И, как ни странно, ей стало легче.
– Это уже истерика! Она дизайнерской медициной не лечится. Хотя, конечно, таблеткам валерьянки тоже можно приклеить какие-нибудь съедобные крылышки, – сказала Гелата.
Постепенно Ирка перестала всхлипывать. До нее стало доходить, что это конец. Завершение целого периода жизни. Валькирий Ирка ощущала как нечто дробно-целостное, составленное из разных характеров, привычек, образа жизни, но одновременно безмерно единое. Раньше и она была частью этого единства, а теперь из него выпала, как выпавший зуб сразу становится куском непонятно чьей кости. И опять ей вспомнились отрезанные волосы. Такими же волосами теперь стала и она. Бабка со щеткой, где ты? Сметай меня! Бросай меня в ведро!
– Я спокойна, – сказала Ирка. – Теперь я спокойна! Значит, я больше не валькирия, не Трехкопейная Дева и не имею к вам никакого отношения!
– Ну почему? К нам ты отношение имеешь и будешь иметь. А использовать Деву Надежды в битве нельзя. Валькирии заменяемы, Дева Надежды – нет… – Фулона сказала это так спокойно и одновременно просто, что Ирка поняла, что решения своего она не изменит.
– Дева Надежды бессмертна! – напомнила Ирка.
Фулона взглянула на Гелату:
– Объясни ей! Это по твоей части!
– Да, бессмертна. Но бессмертие это весьма относительное, – заявила Гелата. – Как видишь, когда ты била по двери, твои руки сами собой не заживали. Или заживали?
– Не заживали, – буркнула Ирка.
– То-то же. И когда мрак приковал тебя к коляске, ты тоже не начала прыгать по улицам на второй день после аварии. И гриппом ты болеешь, и другие болячки липнут к тебе не меньше, чем к остальным. Если мрак тебя искалечит, ты просто станешь искалеченной Девой Надежды – вот и все.

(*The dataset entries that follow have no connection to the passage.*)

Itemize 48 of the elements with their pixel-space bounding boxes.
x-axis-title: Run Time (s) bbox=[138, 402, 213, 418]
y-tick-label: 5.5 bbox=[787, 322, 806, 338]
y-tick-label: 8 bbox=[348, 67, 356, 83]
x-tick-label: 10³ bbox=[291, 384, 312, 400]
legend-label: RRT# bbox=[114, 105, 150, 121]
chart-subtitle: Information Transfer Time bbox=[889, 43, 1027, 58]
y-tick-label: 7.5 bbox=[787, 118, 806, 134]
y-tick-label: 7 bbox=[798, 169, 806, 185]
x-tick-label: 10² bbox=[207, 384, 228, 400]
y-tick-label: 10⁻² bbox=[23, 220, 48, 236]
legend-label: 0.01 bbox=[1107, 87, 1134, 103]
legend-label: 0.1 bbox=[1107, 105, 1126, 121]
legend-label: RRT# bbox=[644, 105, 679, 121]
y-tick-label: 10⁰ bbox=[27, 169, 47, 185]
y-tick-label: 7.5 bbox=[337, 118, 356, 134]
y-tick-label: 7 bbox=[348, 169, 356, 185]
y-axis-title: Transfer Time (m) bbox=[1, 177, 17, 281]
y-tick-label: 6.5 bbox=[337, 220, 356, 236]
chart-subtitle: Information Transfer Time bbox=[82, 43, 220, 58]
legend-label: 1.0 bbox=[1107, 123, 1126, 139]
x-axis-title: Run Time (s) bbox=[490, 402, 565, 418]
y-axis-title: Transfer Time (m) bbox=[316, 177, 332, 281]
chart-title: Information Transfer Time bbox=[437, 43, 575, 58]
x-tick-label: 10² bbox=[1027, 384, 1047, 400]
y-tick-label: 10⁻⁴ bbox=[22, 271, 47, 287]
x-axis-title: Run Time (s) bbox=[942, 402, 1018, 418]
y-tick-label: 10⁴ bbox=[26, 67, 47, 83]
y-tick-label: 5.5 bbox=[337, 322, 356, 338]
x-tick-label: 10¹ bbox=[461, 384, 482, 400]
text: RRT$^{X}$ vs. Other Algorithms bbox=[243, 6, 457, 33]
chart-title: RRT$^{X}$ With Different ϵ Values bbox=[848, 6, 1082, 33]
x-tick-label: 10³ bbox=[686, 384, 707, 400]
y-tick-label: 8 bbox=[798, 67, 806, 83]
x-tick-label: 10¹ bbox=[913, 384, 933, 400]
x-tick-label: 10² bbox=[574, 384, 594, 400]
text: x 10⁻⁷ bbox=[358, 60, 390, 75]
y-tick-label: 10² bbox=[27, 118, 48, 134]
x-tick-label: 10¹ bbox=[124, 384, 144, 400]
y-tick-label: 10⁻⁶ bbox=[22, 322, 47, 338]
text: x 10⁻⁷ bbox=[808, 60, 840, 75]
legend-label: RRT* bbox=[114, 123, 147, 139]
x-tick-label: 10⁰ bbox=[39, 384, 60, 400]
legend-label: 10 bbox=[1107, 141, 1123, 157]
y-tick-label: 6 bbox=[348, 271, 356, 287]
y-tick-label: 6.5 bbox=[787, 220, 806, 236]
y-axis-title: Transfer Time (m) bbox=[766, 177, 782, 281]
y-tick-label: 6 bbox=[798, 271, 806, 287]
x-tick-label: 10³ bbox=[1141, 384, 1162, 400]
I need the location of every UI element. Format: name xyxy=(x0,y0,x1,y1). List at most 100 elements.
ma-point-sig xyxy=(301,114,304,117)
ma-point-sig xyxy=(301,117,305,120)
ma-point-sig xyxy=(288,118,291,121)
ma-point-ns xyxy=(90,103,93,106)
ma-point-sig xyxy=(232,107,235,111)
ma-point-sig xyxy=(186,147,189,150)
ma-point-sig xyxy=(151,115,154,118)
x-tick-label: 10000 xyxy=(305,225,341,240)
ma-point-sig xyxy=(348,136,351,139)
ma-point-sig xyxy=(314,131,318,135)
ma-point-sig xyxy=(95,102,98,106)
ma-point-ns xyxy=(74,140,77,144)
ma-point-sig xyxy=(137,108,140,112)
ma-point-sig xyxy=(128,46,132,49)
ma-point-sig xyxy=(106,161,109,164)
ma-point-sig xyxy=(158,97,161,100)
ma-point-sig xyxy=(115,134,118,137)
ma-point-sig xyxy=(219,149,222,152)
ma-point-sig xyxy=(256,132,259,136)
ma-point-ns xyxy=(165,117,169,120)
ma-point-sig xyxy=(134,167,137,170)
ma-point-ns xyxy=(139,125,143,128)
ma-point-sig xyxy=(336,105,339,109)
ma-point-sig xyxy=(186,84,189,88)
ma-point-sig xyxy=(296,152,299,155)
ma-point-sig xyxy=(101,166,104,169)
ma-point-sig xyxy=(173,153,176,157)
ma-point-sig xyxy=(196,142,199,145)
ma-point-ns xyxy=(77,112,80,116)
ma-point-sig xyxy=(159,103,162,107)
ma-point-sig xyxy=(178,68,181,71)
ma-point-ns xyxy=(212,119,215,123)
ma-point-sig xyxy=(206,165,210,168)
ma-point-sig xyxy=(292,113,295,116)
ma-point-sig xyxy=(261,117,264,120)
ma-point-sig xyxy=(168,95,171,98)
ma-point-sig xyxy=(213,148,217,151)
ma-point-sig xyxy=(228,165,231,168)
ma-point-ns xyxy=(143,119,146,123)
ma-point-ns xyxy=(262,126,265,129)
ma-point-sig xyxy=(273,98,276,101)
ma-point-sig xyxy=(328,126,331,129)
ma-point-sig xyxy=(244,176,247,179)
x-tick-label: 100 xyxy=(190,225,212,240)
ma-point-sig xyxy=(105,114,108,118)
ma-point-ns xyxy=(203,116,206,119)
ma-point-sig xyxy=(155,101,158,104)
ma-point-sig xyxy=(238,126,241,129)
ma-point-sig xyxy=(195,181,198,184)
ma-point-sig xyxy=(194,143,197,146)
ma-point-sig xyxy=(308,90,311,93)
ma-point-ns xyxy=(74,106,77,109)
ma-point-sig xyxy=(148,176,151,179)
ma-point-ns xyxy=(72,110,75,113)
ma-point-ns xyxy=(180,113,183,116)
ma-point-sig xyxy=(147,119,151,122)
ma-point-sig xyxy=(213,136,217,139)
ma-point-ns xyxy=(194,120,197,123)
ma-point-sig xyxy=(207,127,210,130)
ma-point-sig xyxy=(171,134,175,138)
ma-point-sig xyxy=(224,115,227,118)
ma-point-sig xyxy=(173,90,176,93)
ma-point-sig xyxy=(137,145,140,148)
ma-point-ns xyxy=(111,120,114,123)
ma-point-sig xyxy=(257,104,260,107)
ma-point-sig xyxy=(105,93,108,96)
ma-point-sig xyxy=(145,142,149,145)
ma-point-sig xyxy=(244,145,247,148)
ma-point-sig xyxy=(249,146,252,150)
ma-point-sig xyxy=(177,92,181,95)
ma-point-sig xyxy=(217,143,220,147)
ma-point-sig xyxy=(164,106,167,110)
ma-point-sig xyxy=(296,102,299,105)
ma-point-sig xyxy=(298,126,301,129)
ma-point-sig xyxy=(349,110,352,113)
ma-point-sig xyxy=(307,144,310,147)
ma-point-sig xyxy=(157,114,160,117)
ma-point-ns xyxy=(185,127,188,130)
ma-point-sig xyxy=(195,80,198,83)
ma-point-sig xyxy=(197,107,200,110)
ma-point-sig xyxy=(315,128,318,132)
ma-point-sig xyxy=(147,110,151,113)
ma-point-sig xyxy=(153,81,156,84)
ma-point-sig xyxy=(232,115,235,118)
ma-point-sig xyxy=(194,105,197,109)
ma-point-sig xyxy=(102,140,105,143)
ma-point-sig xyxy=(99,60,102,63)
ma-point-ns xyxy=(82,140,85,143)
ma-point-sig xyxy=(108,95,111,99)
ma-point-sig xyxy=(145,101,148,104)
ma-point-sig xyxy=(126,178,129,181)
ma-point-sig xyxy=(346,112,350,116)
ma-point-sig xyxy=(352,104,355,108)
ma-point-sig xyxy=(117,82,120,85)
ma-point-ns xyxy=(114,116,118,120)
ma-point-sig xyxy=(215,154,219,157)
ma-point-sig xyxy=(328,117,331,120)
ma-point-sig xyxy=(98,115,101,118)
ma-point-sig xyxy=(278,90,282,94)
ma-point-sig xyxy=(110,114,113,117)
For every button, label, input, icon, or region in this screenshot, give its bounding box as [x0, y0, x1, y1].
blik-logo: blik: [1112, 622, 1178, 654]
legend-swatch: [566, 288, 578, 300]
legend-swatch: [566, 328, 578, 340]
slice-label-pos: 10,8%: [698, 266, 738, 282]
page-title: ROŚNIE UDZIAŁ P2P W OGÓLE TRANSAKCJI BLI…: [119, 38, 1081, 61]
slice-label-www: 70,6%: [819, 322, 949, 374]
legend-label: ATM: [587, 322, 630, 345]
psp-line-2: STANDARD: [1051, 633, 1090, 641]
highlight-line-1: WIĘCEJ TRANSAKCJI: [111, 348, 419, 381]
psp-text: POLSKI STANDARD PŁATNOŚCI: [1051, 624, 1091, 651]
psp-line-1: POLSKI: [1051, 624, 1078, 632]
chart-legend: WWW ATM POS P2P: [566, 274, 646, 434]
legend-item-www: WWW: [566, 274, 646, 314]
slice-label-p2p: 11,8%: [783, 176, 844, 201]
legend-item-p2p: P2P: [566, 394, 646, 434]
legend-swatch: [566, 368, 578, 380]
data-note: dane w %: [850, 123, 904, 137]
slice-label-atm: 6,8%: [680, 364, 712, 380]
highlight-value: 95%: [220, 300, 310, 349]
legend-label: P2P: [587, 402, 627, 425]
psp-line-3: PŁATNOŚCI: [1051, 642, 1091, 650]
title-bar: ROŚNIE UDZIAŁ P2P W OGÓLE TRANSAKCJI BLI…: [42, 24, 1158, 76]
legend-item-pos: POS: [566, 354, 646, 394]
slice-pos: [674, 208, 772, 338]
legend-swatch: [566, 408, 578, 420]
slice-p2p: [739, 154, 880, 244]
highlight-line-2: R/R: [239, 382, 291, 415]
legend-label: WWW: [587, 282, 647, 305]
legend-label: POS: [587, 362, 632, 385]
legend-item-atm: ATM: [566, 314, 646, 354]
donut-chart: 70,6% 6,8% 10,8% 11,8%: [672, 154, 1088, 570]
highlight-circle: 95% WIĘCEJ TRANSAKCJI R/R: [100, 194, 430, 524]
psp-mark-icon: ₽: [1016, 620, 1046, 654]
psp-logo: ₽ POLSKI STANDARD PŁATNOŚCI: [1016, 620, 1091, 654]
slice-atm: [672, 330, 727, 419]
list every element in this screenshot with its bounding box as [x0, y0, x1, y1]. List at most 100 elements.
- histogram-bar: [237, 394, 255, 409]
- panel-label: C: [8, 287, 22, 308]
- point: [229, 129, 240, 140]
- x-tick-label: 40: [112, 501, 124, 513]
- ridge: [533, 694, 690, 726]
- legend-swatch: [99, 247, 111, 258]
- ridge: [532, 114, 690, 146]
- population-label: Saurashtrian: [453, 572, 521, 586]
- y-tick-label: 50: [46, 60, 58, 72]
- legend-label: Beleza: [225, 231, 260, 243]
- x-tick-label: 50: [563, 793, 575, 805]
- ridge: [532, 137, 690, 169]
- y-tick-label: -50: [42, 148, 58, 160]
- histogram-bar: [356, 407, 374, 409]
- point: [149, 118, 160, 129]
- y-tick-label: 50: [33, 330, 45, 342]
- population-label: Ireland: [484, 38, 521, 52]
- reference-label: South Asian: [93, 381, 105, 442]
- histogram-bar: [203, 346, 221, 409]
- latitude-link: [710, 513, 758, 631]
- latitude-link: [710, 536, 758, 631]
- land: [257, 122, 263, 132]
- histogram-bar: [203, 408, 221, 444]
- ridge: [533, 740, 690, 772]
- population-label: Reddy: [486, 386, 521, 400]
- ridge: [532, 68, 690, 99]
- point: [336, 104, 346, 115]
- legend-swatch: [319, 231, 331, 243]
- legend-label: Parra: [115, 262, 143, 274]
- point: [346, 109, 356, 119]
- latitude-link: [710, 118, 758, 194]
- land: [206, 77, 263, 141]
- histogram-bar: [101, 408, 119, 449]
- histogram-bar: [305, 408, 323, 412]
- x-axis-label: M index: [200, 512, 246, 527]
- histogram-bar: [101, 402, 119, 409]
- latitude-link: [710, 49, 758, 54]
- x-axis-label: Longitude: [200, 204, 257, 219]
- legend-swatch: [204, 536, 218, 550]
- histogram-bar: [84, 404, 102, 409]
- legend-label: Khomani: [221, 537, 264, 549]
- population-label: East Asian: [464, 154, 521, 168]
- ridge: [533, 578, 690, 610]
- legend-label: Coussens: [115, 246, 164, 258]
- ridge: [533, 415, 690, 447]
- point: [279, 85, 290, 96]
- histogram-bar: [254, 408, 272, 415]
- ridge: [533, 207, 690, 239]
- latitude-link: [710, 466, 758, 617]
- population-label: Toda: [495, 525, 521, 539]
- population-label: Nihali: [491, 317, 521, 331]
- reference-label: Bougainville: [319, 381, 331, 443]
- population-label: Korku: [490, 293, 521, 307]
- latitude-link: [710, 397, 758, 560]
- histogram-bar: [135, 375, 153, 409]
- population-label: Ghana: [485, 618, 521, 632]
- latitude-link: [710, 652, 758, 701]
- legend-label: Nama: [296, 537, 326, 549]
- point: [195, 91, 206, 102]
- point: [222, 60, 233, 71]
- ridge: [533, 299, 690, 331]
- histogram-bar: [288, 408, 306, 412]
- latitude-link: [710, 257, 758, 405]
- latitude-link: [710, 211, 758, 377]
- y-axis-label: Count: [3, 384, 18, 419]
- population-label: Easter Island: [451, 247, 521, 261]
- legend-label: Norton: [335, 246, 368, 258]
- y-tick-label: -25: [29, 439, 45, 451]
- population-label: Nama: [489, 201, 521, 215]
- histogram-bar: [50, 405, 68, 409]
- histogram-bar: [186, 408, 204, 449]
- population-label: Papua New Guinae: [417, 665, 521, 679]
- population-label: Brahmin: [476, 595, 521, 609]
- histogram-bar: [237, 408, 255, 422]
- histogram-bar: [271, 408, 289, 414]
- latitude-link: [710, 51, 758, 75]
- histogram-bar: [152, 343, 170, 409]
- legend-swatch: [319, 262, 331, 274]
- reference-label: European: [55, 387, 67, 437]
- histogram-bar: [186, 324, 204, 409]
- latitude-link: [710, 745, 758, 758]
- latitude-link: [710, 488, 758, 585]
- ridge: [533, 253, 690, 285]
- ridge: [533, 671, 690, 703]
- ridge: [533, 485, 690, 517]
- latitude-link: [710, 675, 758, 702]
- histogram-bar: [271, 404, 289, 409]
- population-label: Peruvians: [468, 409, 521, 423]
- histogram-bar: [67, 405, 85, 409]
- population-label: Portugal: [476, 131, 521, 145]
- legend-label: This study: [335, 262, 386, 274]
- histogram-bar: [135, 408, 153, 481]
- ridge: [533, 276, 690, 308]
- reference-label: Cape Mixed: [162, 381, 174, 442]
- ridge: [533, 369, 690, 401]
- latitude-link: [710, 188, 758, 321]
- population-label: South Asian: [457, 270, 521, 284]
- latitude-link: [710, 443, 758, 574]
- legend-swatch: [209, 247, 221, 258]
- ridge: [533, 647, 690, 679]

– Я могу сражаться рункой!
– Можешь, – признала Фулона. – Чисто технически ты, конечно, помнишь, как это делается. Но полного единения с рункой у тебя уже не произойдет. Ты не растворишься, не составишь со своим оружием единого целого, и мрак этим, конечно, воспользуется.
– Чем? – слабо крикнула Ирка.
– Этим. Тартарианцы же не слепы. Как боец ты стала хуже. Твой гнев – только не ломай мне двери, это ничего не доказывает – уже какой-то искусственный. Это гнев слабости, а не силы. Ты стала добрее и мягче. Отныне твой путь – помощь и сострадание, а не битва. Ты будешь дарить надежду, зажигать погасших, поднимать упавших! Чтобы сохранить тебя, мы все готовы погибнуть! Мы воительницы, солдаты, в нас этого нет!
В голосе Фулоны, который всегда казался Ирке суховатым, административным таким голосом, теперь звучали любовь и истинное увлечение. И Ирка чутко откликнулась на эту любовь. Она всегда чувствовала правду и искренность порыва.
– Но у вас теперь нет двенадцатого! Вас теперь снова одиннадцать! Даже с Брунгильдой, Дашей-одиночкой и Маларой!
– Да! – согласилась Фулона. – Одиннадцать. Арифметика верная. Но не совсем… Иди сюда!